Demand for democracy is one of my favorite outcome (dependent) variables. It isn’t perfect, but it is used frequently in public opinion surveys and has been shown to be correlated with all sorts of interesting things.
In a transitional society, popular demand for democracy (or legitimation) takes the form of a choice between competing regime types with which people have some degree of familiarity. Thus, survey questions should preferably not ask people how much they like democracy in the abstract (for example, through agreement or disagreement with one-sided Likert scale statements). Instead, they should offer respondents realistic choices between democracy and its alternatives.” (from here)
“Which of these three statements is closest to your own opinion? (A) Democracy is preferable to any other form of government; (B) In certain situations, a nondemocratic government can be preferable; or (C) To people like me, it doesn’t matter what form of government we have.”

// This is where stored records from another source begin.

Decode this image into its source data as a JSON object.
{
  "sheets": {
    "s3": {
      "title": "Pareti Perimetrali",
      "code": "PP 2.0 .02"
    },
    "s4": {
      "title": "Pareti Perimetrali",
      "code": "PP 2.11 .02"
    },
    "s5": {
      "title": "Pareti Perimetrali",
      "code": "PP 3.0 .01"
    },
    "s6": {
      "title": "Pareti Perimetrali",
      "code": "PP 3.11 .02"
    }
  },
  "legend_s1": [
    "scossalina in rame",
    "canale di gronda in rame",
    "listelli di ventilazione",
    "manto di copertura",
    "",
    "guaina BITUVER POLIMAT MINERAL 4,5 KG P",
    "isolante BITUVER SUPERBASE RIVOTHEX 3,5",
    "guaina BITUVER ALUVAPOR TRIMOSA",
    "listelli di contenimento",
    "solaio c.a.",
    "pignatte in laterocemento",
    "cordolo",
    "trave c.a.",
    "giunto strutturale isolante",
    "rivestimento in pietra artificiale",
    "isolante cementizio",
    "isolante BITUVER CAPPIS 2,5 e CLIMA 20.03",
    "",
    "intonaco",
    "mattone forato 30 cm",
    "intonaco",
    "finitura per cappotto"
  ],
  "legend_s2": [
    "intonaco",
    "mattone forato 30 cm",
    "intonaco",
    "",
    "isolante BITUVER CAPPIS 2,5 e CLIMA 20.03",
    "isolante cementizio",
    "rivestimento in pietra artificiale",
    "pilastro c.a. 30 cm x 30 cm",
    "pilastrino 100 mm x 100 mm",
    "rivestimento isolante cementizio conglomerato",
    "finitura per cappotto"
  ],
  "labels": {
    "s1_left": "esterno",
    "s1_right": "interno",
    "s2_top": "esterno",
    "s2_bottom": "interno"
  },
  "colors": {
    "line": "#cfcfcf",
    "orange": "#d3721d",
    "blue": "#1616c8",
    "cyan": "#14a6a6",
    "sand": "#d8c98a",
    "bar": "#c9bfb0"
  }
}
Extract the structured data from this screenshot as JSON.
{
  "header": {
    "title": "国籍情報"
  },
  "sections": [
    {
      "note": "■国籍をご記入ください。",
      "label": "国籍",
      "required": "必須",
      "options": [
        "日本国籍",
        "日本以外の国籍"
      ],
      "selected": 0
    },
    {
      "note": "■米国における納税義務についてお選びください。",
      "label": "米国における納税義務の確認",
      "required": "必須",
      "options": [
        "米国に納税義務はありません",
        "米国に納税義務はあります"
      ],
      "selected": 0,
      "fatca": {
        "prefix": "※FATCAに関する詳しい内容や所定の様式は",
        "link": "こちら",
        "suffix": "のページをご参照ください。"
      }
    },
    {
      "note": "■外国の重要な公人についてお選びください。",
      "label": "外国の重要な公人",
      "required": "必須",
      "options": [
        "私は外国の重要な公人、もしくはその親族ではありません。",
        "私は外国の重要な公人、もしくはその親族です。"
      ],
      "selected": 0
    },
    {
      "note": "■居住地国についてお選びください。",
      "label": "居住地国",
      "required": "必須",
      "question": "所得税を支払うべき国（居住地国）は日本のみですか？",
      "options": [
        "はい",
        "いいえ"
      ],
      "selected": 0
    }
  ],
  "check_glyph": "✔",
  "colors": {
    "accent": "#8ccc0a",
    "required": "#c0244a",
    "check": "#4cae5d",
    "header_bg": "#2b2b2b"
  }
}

A study that I did with Erik Nisbet and Elizabeth Stoycheff found that: Internet use, but not national Internet penetration, is associated with greater citizen commitment to democratic governance. Furthermore, greater democratization and Internet penetration moderates the relationship between Internet use and demand for democracy.
So, I was playing around with the EBRD Life in Transition II data today and did some graphics.
Wow, Swedes love democracy.
The variance in the former Soviet states is really interesting.
And then we have the Caucasus. Looks like Armenians LOVE democracy.
Only half of Azerbaijanis prefer democracy.
Pretty high don’t knows in Azerbaijan and Georgia.